The comment about the involvement of community partners really strikes me here. Schools generally see themselves as silos and do not invite community agencies to play an active role in solving the problems all schools face. Most educators are unaware of the community resources that surround their schools. This is an area where we could really improve upon.
We need school boards and schools to be much more critical of their own practices. We all love to promote the exceptions and say they are the rule, but that is simply not the case. Who assesses school boards on the effectiveness of their own practice?
There is little oversight, so boards love to say how well they are doing in areas like inclusion. How many times did I hear that our school board was easily one of the best in the province? The more you say that the less critical you become.
I hope this debate continues. There are many great voices out there and it is good to see educators speaking out. The exceptions and innovations need to be celebrated, but the system as a whole needs to get much more responsive to the needs of our children and parents.
2 thoughts on “The Debate Continues – Are We Doing a Good Job at Inclusion in Our Schools?”
Here’s my comment (it seems to keep disappearing from your post): Thanks for all of your kind words, Paul, and thank you for writing this follow-up post! As I read through your reply, I should point out a couple of things. While the Team came and gave their recommendations, they never left me on my own. They continued to be very much involved with this student: visiting regularly, offering to make resources if I needed them, and answering all of my emails and questions right away, when I had them. And I had many! I actually ended up teaching this same child for four years, and formed some very positive relationships with the Autism Team during that time. They helped me work through different small problems over the years, but they also ended up being one of my biggest advocates, and celebrated so many different successes with me.
I realize that educators may be the front line in education, but we don’t have to feel as though we’re alone. I didn’t. At times over the years, would additional supports and resources have been helpful? Absolutely! But I also learned that I have a choice: I can think of all of the reasons that something won’t work, and use these reasons to stop trying, or I can make an attempt, try SOMETHING, reflect, and try again. Many times, I’m pleasantly surprised with the successes. I’ve tried hard to do the latter.

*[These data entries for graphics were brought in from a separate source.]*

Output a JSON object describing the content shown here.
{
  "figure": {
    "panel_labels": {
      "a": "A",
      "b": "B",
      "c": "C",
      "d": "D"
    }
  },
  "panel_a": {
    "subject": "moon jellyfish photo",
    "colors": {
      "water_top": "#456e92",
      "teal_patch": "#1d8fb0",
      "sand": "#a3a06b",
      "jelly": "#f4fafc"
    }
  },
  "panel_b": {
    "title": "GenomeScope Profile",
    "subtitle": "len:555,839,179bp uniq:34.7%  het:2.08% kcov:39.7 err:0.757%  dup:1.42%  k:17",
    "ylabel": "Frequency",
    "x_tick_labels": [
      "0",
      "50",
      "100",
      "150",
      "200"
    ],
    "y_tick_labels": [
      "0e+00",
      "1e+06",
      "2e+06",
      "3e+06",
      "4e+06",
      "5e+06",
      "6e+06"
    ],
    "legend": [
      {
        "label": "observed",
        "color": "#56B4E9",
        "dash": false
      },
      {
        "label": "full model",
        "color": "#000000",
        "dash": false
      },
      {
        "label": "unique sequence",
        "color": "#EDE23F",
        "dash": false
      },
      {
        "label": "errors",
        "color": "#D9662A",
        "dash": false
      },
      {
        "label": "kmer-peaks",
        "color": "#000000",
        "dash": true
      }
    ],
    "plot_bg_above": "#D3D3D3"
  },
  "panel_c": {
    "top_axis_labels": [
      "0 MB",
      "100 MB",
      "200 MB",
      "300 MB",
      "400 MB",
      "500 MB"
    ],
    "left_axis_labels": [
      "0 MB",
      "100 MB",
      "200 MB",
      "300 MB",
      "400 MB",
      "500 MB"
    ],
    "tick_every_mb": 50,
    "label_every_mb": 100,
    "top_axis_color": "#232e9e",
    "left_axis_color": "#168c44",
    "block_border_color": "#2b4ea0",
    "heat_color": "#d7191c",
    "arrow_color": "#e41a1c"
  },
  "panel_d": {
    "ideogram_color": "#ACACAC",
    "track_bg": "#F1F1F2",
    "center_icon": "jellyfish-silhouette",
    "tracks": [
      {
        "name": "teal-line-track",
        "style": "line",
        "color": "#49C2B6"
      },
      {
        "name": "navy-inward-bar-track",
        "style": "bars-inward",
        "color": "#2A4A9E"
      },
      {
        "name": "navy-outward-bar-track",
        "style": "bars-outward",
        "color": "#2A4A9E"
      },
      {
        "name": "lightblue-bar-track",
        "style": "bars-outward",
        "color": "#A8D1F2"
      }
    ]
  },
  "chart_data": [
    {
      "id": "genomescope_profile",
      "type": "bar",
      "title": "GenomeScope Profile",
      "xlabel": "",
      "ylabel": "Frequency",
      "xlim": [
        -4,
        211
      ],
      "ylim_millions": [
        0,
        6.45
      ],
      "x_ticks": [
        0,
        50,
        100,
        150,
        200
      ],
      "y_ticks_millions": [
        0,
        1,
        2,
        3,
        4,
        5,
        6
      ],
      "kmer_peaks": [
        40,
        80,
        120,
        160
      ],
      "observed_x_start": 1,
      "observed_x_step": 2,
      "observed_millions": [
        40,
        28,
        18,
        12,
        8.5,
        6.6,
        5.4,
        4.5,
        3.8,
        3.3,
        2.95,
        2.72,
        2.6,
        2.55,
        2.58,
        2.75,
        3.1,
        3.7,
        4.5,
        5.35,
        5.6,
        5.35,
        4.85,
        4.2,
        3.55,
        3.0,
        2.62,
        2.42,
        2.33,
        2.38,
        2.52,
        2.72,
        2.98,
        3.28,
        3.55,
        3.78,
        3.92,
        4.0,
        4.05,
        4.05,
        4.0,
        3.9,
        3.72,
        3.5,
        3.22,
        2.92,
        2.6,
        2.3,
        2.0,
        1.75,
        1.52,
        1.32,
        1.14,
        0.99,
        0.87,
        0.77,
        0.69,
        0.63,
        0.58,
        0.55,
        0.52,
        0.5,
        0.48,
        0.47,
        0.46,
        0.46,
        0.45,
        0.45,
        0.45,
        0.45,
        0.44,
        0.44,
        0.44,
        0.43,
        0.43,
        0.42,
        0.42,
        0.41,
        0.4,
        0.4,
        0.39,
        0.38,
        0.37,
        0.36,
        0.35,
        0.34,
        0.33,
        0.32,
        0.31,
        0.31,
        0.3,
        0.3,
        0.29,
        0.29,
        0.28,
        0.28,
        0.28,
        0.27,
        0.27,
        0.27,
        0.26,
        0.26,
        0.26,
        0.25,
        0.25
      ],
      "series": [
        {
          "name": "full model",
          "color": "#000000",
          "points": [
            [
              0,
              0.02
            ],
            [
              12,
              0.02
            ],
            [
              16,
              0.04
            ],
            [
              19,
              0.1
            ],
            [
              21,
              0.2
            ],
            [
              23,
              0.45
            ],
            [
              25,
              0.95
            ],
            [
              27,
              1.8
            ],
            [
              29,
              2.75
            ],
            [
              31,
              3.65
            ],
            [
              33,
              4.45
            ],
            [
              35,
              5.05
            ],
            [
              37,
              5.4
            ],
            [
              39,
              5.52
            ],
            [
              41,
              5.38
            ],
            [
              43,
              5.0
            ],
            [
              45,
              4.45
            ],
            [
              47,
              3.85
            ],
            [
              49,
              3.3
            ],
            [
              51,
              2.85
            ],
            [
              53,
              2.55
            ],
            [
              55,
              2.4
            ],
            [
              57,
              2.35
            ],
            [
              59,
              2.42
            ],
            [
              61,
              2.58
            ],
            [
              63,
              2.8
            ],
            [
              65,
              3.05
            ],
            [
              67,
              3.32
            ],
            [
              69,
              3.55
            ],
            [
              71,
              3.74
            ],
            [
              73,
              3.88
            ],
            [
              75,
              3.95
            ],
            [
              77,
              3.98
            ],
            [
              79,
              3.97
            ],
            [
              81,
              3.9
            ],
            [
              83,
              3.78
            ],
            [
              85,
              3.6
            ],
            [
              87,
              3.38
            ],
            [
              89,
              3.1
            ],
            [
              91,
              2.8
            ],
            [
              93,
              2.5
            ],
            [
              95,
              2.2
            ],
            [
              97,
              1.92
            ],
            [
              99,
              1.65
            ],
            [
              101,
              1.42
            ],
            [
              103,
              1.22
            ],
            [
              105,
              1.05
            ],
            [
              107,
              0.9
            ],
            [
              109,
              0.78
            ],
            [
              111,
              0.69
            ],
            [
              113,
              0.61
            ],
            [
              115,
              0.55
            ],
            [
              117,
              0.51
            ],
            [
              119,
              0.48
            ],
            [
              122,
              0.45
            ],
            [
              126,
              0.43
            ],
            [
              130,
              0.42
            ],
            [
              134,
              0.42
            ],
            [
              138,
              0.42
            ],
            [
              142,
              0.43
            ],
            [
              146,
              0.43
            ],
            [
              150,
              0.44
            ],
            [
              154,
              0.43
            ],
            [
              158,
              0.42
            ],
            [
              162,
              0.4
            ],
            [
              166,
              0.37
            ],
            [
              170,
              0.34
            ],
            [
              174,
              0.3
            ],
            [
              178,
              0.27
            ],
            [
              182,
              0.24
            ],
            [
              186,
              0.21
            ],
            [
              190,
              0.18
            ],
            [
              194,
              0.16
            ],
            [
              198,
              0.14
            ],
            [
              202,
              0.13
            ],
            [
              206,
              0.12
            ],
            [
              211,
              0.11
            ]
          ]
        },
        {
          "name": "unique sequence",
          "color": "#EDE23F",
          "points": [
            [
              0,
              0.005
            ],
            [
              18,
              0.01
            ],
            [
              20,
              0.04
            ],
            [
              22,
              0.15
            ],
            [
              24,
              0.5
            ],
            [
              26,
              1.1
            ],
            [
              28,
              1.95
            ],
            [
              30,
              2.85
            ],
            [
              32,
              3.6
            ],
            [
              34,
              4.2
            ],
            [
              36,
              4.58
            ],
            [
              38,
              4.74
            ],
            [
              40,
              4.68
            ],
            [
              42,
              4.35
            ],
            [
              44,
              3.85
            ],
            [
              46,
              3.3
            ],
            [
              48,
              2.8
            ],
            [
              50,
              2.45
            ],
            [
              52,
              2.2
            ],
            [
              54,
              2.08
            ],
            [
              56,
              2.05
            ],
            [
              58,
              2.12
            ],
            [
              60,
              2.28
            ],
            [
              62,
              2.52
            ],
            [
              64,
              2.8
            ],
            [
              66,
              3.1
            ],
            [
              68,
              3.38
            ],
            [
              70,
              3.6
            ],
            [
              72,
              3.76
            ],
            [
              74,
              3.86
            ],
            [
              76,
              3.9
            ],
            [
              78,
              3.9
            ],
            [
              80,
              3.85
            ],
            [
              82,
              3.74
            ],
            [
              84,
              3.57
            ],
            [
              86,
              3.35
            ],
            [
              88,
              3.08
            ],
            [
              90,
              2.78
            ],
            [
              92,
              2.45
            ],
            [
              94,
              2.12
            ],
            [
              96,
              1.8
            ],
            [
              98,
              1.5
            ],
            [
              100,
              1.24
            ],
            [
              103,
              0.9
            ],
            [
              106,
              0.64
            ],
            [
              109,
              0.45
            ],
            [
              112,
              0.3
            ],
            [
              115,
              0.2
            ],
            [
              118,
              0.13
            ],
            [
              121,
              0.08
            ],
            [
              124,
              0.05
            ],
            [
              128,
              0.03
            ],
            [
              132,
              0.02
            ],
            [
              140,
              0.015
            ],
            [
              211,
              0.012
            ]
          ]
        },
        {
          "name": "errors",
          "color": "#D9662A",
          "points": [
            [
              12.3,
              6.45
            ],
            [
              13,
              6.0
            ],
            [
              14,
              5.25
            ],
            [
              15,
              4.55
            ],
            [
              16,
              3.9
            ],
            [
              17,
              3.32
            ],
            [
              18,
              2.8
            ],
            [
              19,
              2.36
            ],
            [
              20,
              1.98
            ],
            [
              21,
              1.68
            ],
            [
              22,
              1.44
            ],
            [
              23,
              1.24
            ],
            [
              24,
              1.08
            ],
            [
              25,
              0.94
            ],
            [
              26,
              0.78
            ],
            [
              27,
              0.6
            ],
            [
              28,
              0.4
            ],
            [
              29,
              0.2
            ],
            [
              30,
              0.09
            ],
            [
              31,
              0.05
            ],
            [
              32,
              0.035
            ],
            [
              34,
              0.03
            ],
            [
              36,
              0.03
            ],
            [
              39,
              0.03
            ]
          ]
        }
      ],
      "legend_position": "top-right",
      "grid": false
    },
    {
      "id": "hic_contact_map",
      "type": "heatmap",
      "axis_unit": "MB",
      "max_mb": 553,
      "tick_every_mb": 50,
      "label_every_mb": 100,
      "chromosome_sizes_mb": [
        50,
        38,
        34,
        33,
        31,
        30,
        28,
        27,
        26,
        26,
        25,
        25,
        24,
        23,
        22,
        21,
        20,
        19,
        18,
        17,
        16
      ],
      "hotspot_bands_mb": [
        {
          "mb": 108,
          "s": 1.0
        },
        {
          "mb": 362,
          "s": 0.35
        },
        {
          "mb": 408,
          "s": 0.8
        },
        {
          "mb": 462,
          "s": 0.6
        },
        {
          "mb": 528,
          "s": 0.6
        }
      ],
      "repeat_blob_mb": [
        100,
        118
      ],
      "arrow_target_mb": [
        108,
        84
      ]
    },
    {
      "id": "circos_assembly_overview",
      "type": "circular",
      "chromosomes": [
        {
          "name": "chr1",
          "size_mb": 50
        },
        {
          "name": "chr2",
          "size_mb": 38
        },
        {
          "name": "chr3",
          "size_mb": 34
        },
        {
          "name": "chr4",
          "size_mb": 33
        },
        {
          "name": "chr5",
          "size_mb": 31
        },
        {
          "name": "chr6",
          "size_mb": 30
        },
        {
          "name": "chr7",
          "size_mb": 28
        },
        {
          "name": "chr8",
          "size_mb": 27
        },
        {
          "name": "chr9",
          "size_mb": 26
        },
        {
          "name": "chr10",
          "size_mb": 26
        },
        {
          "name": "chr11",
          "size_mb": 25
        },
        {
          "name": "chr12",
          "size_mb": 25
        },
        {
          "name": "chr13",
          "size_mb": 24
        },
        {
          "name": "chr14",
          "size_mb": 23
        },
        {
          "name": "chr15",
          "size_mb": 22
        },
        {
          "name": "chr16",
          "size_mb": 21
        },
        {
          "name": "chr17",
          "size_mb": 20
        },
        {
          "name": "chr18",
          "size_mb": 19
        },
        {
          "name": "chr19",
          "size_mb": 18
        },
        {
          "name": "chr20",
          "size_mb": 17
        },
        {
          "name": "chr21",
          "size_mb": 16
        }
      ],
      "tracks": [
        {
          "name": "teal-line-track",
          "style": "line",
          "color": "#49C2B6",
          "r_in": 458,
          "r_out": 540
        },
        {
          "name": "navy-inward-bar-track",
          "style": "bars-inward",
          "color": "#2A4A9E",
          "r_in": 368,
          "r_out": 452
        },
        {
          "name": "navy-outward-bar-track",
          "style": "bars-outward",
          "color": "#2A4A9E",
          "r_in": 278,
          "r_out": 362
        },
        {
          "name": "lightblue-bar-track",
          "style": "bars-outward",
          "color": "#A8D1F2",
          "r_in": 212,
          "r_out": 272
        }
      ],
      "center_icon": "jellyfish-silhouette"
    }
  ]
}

I’ve worked with many different consultants over the years, and I’ve been so grateful to all of them. They have been there for me and for kids, and they’ve offered many great suggestions. Is my reality the exception? I hope not! I think that just like with kids, there’s value in everyone having high expectations for themselves, being willing to try, fail, and try again, and reflecting and learning during the process. A great educator I worked with once said, “We’re in teaching for the kids … there’s no ‘but’ after that.” I think this is always worth remembering. Maybe the inclusion reality that I want is a utopian ideal, but I don’t think that it needs to be. I’ve so often found that the changes I make for that “one child,” benefit so many more students than that. Very curious to hear what others think.
LikeLiked by 1 person
Hi Aviva. A great comment, thanks. We are planning on doing the podcast on inclusion next Wednesday if you are available. Stephen has one teacher he wants to include and I want to get the perspective from an intermediate teacher. I agree with all your points and I think you were very well served. My experience is based on a different perspective as a former elementary administrator. While there are great examples like yours out there, the story of Grayson resonates as well. For every success with integration there are stories like Grayson’s that stand in contrast.